With no leads other than knowledge from a few survivors of the sinking that the boat sailed from Libya and the name of the migrant smuggler who arranged their passage, Harvath sets off under cover to that country to try to find who arranged the chemist's passage and his intended destination in Europe. Accompanied by his pick-up team from Burning Man (given the urgency, there wasn't time to recruit one more familiar with the region), Harvath begins, in his unsubtle way, to locate the smuggler and find out what he knows. Unfortunately, as is so often the case in such operations, there is somebody else with the team who doesn't figure in its official roster—a fellow named Murphy.

Libya is chaotic and dangerous enough under any circumstances, but when you whack the hornets' nest, things can get very exciting in short order, and not in a good way. Harvath and his team find themselves in a mad chase and shoot-out, and having to summon assets which aren't supposed to be there, in order to survive.

Meanwhile, another savage terrorist attack in Europe has confirmed the urgency of the threat and that more are likely to come. And back in the imperial capital, intrigue within the CIA seems aimed at targeting Harvath's boss and the head of the operation. Is it connected somehow? It's time to deploy the diminutive super-hacker Nicholas and one of the CIA's most secret and dangerous computer security exploits in a honeypot operation to track down the source of the compromise.

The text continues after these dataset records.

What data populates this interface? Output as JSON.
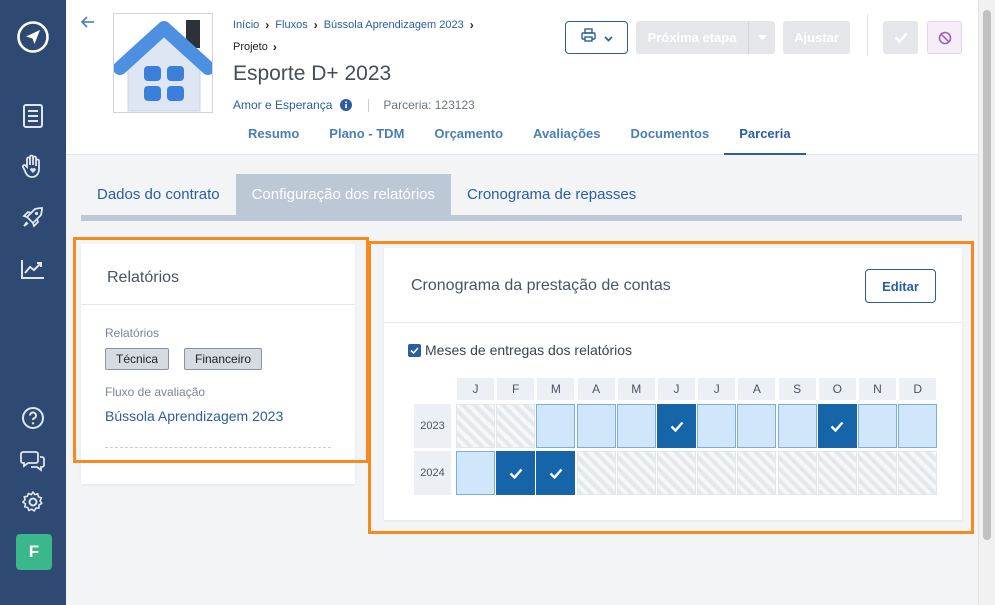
{
  "sidebar": {
    "icons": [
      "logo-icon",
      "document-icon",
      "hand-heart-icon",
      "rocket-icon",
      "chart-icon",
      "help-icon",
      "chat-icon",
      "gear-icon"
    ],
    "avatar_initial": "F"
  },
  "header": {
    "breadcrumb": [
      "Início",
      "Fluxos",
      "Bússola Aprendizagem 2023"
    ],
    "sub_breadcrumb": "Projeto",
    "title": "Esporte D+ 2023",
    "org": "Amor e Esperança",
    "parceria": "Parceria: 123123",
    "tabs": [
      "Resumo",
      "Plano - TDM",
      "Orçamento",
      "Avaliações",
      "Documentos",
      "Parceria"
    ],
    "active_tab": "Parceria",
    "next_step_label": "Próxima etapa",
    "adjust_label": "Ajustar"
  },
  "subtabs": {
    "items": [
      "Dados do contrato",
      "Configuração dos relatórios",
      "Cronograma de repasses"
    ],
    "active": "Configuração dos relatórios"
  },
  "relatorios": {
    "title": "Relatórios",
    "types_label": "Relatórios",
    "tags": [
      "Técnica",
      "Financeiro"
    ],
    "flow_label": "Fluxo de avaliação",
    "flow_value": "Bússola Aprendizagem 2023"
  },
  "cronograma": {
    "title": "Cronograma da prestação de contas",
    "edit_label": "Editar",
    "checkbox_label": "Meses de entregas dos relatórios",
    "checkbox_checked": true,
    "months": [
      "J",
      "F",
      "M",
      "A",
      "M",
      "J",
      "J",
      "A",
      "S",
      "O",
      "N",
      "D"
    ],
    "rows": [
      {
        "year": "2023",
        "cells": [
          "off",
          "off",
          "avail",
          "avail",
          "avail",
          "on",
          "avail",
          "avail",
          "avail",
          "on",
          "avail",
          "avail"
        ]
      },
      {
        "year": "2024",
        "cells": [
          "avail",
          "on",
          "on",
          "off",
          "off",
          "off",
          "off",
          "off",
          "off",
          "off",
          "off",
          "off"
        ]
      }
    ]
  },
  "colors": {
    "sidebar": "#2e4a73",
    "accent": "#2a5ea0",
    "selected_month": "#1665a8",
    "available_month": "#cfe6fb",
    "highlight": "#f58a1f"
  }
}
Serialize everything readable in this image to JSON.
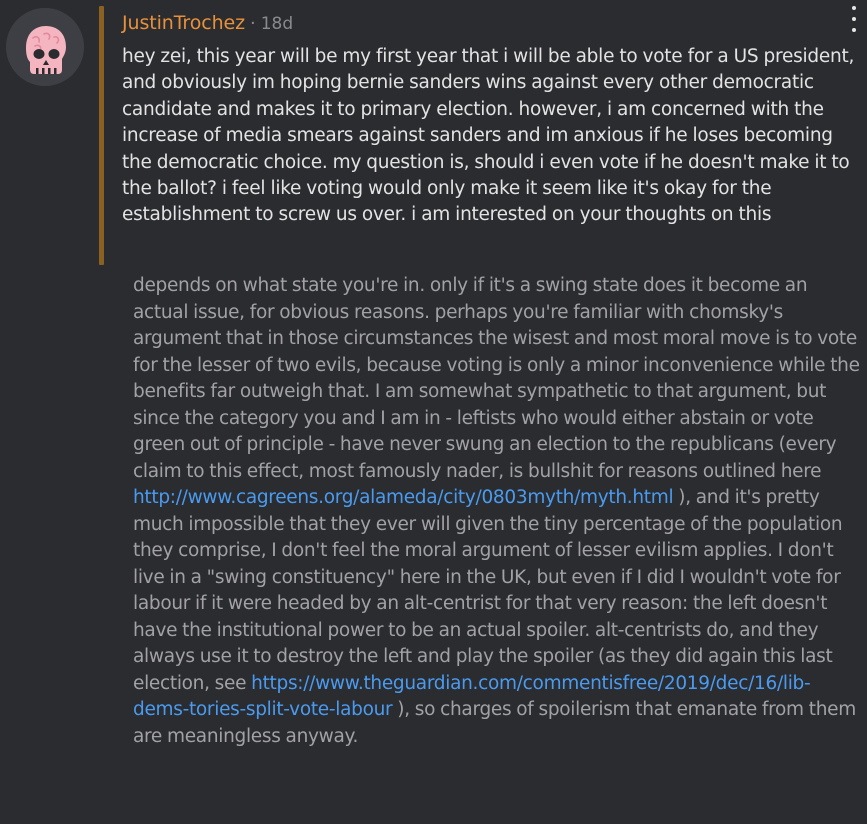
{
  "post": {
    "author": "JustinTrochez",
    "separator": "·",
    "age": "18d",
    "avatar_icon": "pink-skull-icon",
    "menu_icon": "vertical-ellipsis-icon",
    "question": "hey zei, this year will be my first year that i will be able to vote for a US president, and obviously im hoping bernie sanders wins against every other democratic candidate and makes it to primary election. however, i am concerned with the increase of media smears against sanders and im anxious if he loses becoming the democratic choice. my question is, should i even vote if he doesn't make it to the ballot? i feel like voting would only make it seem like it's okay for the establishment to screw us over. i am interested on your thoughts on this"
  },
  "answer": {
    "part1": "depends on what state you're in. only if it's a swing state does it become an actual issue, for obvious reasons. perhaps you're familiar with chomsky's argument that in those circumstances the wisest and most moral move is to vote for the lesser of two evils, because voting is only a minor inconvenience while the benefits far outweigh that. I am somewhat sympathetic to that argument, but since the category you and I am in - leftists who would either abstain or vote green out of principle - have never swung an election to the republicans (every claim to this effect, most famously nader, is bullshit for reasons outlined here ",
    "link1": "http://www.cagreens.org/alameda/city/0803myth/myth.html",
    "part2": " ), and it's pretty much impossible that they ever will given the tiny percentage of the population they comprise, I don't feel the moral argument of lesser evilism applies. I don't live in a \"swing constituency\" here in the UK, but even if I did I wouldn't vote for labour if it were headed by an alt-centrist for that very reason: the left doesn't have the institutional power to be an actual spoiler. alt-centrists do, and they always use it to destroy the left and play the spoiler (as they did again this last election, see ",
    "link2": "https://www.theguardian.com/commentisfree/2019/dec/16/lib-dems-tories-split-vote-labour",
    "part3": " ), so charges of spoilerism that emanate from them are meaningless anyway."
  },
  "colors": {
    "background": "#2b2c30",
    "author": "#e8913b",
    "quote_bar": "#8a6120",
    "question_text": "#e3e3e3",
    "answer_text": "#a2a2a6",
    "link": "#4a9bf0"
  }
}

If it weren't bad enough being chased by Libyan militias while trying to unravel an ISIS terror plot, Harvath soon finds himself in the lair of the Calabrian Mafia, and being thwarted at every turn by civil servants insisting he play by the rules when confronting those who make their own rules. Finally, multiple clues begin to limn the outline of the final attack, and it is dire indeed. Harvath must make an improbable and uneasy alliance to confront it.

The pacing of the book is somewhat odd. There is a tremendous amount of shoot-’em-up action in the middle, but as the conclusion approaches and the ultimate threat must be dealt with, it's as if the author felt himself running out of typewriter ribbon (anybody remember what that was?) and having to wind things up in just a few pages. Were I his editor, I'd have suggested trimming some of the detail in the middle and making the finale more suspenseful. But then, what do I know? Brad Thor has sold nearly fifteen million books, and I haven't. This is a perfectly workable thriller which will keep you turning the pages, but I didn't find it as compelling as some of his earlier novels. The attention to detail and accuracy are, as one has come to expect, superb. You don't need to have read any of the earlier books in the series to enjoy this one; what few details you need to know are artfully mentioned in passing.

The next installment in the Scot Harvath saga, Spymaster, will be published in July, 2018.